Tuttavia qualche cosa è forse possibile fare subito, in attesa di una riforma del settore: la legge 13 maggio 1978 n. 180 sui trattamenti sani­tari obbligatori prevede che in caso di ricovero dell'infermo di mente, il Giudice tutelare adotti i provvedimenti urgenti per conservare ed ammi­nistrare il suo patrimonio. Ancora un intervento improntato ad una logica patrimoniale e, alla let­tera, strettamente limitato al tempo in cui l'in­fermo è ricoverato.

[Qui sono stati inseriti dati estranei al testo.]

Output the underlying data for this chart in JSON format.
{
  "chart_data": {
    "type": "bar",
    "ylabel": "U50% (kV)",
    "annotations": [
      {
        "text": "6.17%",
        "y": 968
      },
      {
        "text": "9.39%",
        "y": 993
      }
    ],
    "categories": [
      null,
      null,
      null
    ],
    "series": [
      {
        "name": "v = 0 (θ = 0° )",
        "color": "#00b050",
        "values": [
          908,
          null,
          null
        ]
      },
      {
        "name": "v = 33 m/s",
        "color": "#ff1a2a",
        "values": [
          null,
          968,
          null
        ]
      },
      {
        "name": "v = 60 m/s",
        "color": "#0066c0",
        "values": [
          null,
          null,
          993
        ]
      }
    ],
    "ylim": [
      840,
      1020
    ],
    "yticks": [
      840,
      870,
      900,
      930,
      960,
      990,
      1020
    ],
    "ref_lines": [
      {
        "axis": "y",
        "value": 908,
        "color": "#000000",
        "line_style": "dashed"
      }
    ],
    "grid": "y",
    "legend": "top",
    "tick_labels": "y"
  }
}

Alcuni giudici ne hanno dato peraltro un'interpretazione estensiva: e hanno ri­tenuto così di provvedere, non soltanto in ordine ai profili patrimoniali, ma pure a quelli personali, e non limitatamente al periodo di ricovero, ricer­cando la collaborazione del servizio sociale, con interventi tempestivi e differenziati (tenuto conto che la norma lascia ampio spazio di autonomia, parlando genericamente di provvedimenti, senza indicare di che tipo essi debbano essere) a so­stegno ed aiuto dell'incapace, spesso prevenen­do e scongiurando un procedimento di interdi­zione o inabilitazione. Certo si tratta di un pallia­tivo, in attesa di una nuova disciplina, ma un palliativo, in linea con una più accettabile prote­zione dell'incapace, pienamente rispettosa della sua dignità.